For International teachers, who stay for a few years and don’t have families with them, it’s a little easier. 

“They’re a little more OK with kind of living dorm-style, having roommates,” Wilson said. 

International teachers face different student dynamics

For many international teachers, it’s surprising at first how students in the United States behave in school compared to students in their home countries. 

“In other countries, a teacher is on the same level as an attorney, as a doctor,” said Wilson, adding that some international teachers working in American classrooms are “just flabbergasted that kids can get away with some of the things they get away with.”

It gave Oyson culture shock when she first arrived in Colorado Springs.  

“It’s just so different from our children in the Philippines,” she said. “In terms of behavior, we don’t have kids that are cursing everywhere … They listen to the teacher all the time, minimal behavior problems over there.”

During Oyson’s first week in the classroom at Carmel Community School, she was very strict, gradually relaxing the rules in weeks two and three. She said she also tried to look at the situation from a different perspective and ”embrace the culture of the kids.” 

Today, she has close bonds with some of her students and is excited to serve as a mentor to the 33 Filipino teachers arriving this summer, including two good friends she taught with previously.

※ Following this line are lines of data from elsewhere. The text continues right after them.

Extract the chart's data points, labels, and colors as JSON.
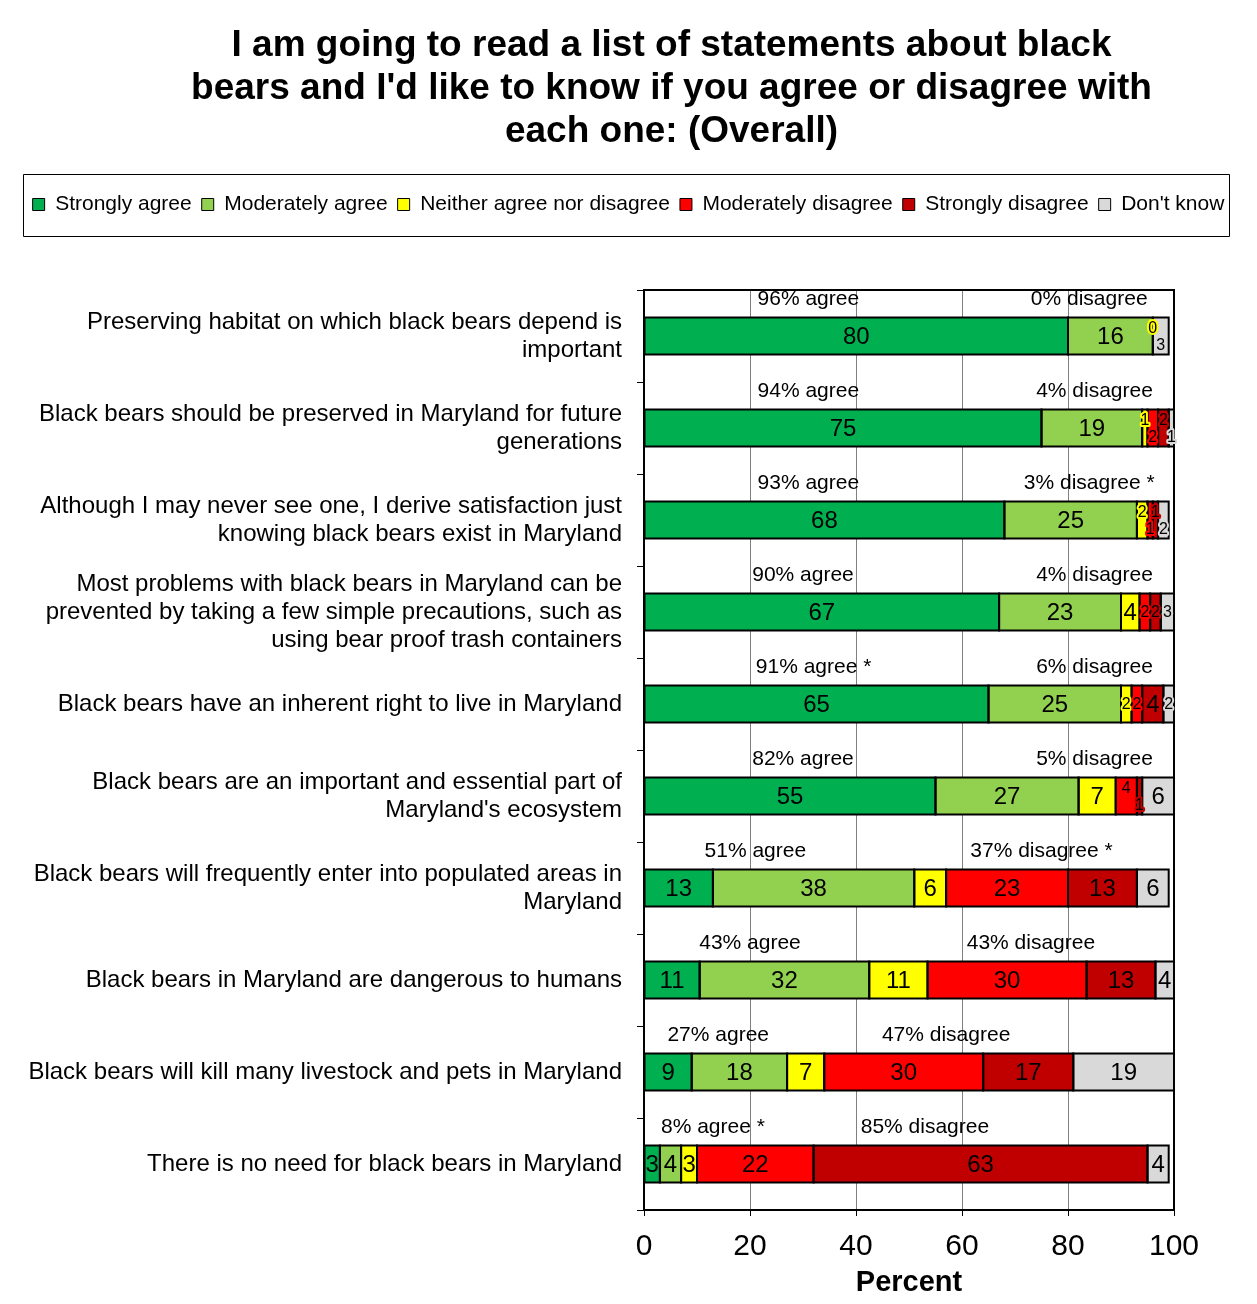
{
  "chart_data": {
    "type": "bar",
    "orientation": "horizontal",
    "stacked": true,
    "title": "I am going to read a list of statements about black bears and I'd like to know if you agree or disagree with each one: (Overall)",
    "xlabel": "Percent",
    "categories": [
      "Preserving habitat on which black bears depend is important",
      "Black bears should be preserved in Maryland for future generations",
      "Although I may never see one, I derive satisfaction just knowing black bears exist in Maryland",
      "Most problems with black bears in Maryland can be prevented by taking a few simple precautions, such as using bear proof trash containers",
      "Black bears have an inherent right to live in Maryland",
      "Black bears are an important and essential part of Maryland's ecosystem",
      "Black bears will frequently enter into populated areas in Maryland",
      "Black bears in Maryland are dangerous to humans",
      "Black bears will kill many livestock and pets in Maryland",
      "There is no need for black bears in Maryland"
    ],
    "series": [
      {
        "name": "Strongly agree",
        "color": "#00b050",
        "values": [
          80,
          75,
          68,
          67,
          65,
          55,
          13,
          10.5,
          9,
          3
        ],
        "value_labels": [
          "80",
          "75",
          "68",
          "67",
          "65",
          "55",
          "13",
          "11",
          "9",
          "3"
        ]
      },
      {
        "name": "Moderately agree",
        "color": "#92d050",
        "values": [
          16,
          19,
          25,
          23,
          25,
          27,
          38,
          32,
          18,
          4
        ],
        "value_labels": [
          "16",
          "19",
          "25",
          "23",
          "25",
          "27",
          "38",
          "32",
          "18",
          "4"
        ]
      },
      {
        "name": "Neither agree nor disagree",
        "color": "#ffff00",
        "values": [
          0,
          1,
          2,
          3.5,
          2,
          7,
          6,
          11,
          7,
          3
        ],
        "value_labels": [
          "0",
          "1",
          "2",
          "4",
          "2",
          "7",
          "6",
          "11",
          "7",
          "3"
        ]
      },
      {
        "name": "Moderately disagree",
        "color": "#ff0000",
        "values": [
          0,
          2,
          1,
          2,
          2,
          4,
          23,
          30,
          30,
          22
        ],
        "value_labels": [
          null,
          "2",
          "1",
          "2",
          "2",
          "4",
          "23",
          "30",
          "30",
          "22"
        ]
      },
      {
        "name": "Strongly disagree",
        "color": "#c00000",
        "values": [
          0,
          2,
          1,
          2,
          4,
          1,
          13,
          13,
          17,
          63
        ],
        "value_labels": [
          null,
          "2",
          "1",
          "2",
          "4",
          "1",
          "13",
          "13",
          "17",
          "63"
        ]
      },
      {
        "name": "Don't know",
        "color": "#d9d9d9",
        "values": [
          3,
          1,
          2,
          2.5,
          2,
          6,
          6,
          3.5,
          19,
          4
        ],
        "value_labels": [
          "3",
          "1",
          "2",
          "3",
          "2",
          "6",
          "6",
          "4",
          "19",
          "4"
        ]
      }
    ],
    "xlim": [
      0,
      100
    ],
    "xticks": [
      0,
      20,
      40,
      60,
      80,
      100
    ],
    "grid": "x",
    "legend": "top",
    "annotations": [
      "96% agree",
      "0% disagree",
      "94% agree",
      "4% disagree",
      "93% agree",
      "3% disagree *",
      "90% agree",
      "4% disagree",
      "91% agree *",
      "6% disagree",
      "82% agree",
      "5% disagree",
      "51% agree",
      "37% disagree *",
      "43% agree",
      "43% disagree",
      "27% agree",
      "47% disagree",
      "8% agree *",
      "85% disagree"
    ]
  }
}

Living and teaching in the United States wasn’t easy at first. Oyson was homesick — missing the humidity of the Philippines, the beach, and her husband among other things. But she also grew to appreciate the experience —  better-equipped American classrooms, friendly people, and road trips to Denver, Breckenridge, Vail, and Santa Fe, New Mexico. 

“I love it here,” she said. At the same time, Oyson is clear-eyed about the challenges. “You need to be tough. You need to adjust to be a master of what you do.”